Vim: Get content of syntax element under cursor

I'm on a highlighted complex syntax element and would like to get it's content. Can you think of any way to do this?
Maybe there's some way to search for a regular expression so that it contains the cursor?
EDIT
Okay, example. The cursor is inside a string, and I want to get the text, the content of this syntactic element. Consider the following line:
String myString = "Foobar, [CURSOR]cool \"string\""; // And some other "rubbish"
I want to write a function that returns
"Foobar, cool \"string\""
if I understood the question. I found this gem some time ago and don't remember where but i used to understand how syntax hilighting works in vim:
" Show syntax highlighting groups for word under cursor
nmap <leader>z :call <SID>SynStack()<CR>
function! <SID>SynStack()
if !exists("*synstack")
return
endif
echo map(synstack(line('.'), col('.')), 'synIDattr(v:val, "name")')
endfunc
The textobj-syntax plugin might help. It creates a custom text object, so that you can run viy to visually select the current syntax highlighted element. The plugin depends on the textobj-user plugin, which is a framework for creating custom text objects.

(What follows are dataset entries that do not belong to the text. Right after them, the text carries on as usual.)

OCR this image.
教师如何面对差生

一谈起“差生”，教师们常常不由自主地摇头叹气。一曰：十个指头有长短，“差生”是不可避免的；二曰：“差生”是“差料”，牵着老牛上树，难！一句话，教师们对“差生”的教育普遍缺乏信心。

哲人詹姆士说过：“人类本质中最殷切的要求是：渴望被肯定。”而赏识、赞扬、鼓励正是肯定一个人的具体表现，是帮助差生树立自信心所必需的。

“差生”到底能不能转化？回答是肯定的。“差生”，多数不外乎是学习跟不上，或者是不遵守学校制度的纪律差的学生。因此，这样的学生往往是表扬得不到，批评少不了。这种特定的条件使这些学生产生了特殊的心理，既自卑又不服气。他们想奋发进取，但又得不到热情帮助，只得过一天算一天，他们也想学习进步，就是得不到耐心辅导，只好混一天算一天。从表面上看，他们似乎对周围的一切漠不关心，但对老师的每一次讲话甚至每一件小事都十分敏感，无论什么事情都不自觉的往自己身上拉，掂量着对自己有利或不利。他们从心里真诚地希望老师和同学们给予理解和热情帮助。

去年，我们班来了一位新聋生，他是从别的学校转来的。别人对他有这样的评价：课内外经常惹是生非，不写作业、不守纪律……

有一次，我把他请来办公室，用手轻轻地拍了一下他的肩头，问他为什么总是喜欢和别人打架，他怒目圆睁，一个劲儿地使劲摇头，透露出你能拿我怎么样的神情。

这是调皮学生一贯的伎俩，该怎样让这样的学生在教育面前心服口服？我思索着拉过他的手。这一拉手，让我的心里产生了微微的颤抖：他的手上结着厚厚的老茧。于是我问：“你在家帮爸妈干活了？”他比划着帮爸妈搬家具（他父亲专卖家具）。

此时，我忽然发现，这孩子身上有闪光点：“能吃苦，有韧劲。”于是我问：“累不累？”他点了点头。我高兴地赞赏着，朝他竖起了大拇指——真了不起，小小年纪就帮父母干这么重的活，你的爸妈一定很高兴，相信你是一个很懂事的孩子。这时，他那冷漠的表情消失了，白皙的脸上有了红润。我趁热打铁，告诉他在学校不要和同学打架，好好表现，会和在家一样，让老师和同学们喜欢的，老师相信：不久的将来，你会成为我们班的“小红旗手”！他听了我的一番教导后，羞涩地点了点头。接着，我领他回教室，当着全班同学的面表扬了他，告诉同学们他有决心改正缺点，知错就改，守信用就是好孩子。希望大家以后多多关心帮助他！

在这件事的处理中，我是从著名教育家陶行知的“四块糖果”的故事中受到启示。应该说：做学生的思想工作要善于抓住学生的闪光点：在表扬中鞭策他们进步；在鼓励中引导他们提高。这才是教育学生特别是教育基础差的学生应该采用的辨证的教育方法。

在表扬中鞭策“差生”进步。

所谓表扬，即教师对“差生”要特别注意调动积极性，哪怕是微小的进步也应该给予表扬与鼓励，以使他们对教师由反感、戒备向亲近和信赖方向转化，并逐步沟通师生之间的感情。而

This is a good use for text objects (:help text-objects). To get the content you're looking for (Foobar, cool \"string\"), you can just do:
yi"
y = yank
i" = the text object "inner quoted string"
The yank command by default uses the unnamed register ("", see :help registers), so you can access the yanked contents programmatically using the getreg() function or the shorthand #{register-name}:
:echo 'String last yanked was:' getreg('"')
:echo 'String last yanked was:' #"
Or you can yank the contents into a different register:
"qyi"
yanks the inner quoted string into the "q register, so it doesn't conflict with standard register usage (and can be accessed as the #q variable).
EDIT: Seeing that the plugin mentioned by nelstrom works similar to my original approach, I settled on this slightly more elegant solution:
fu s:OnLink()
let stack = synstack(line("."), col("."))
return !empty(stack)
endf
normal mc
normal $
let lineLength = col(".")
normal `c
while col(".") > 1
normal h
if !s:OnLink()
normal l
break
endif
endwhile
normal ma`c
while col(".") < lineLength
normal l
if !s:OnLink()
normal h
break
endif
endwhile
normal mb`av`by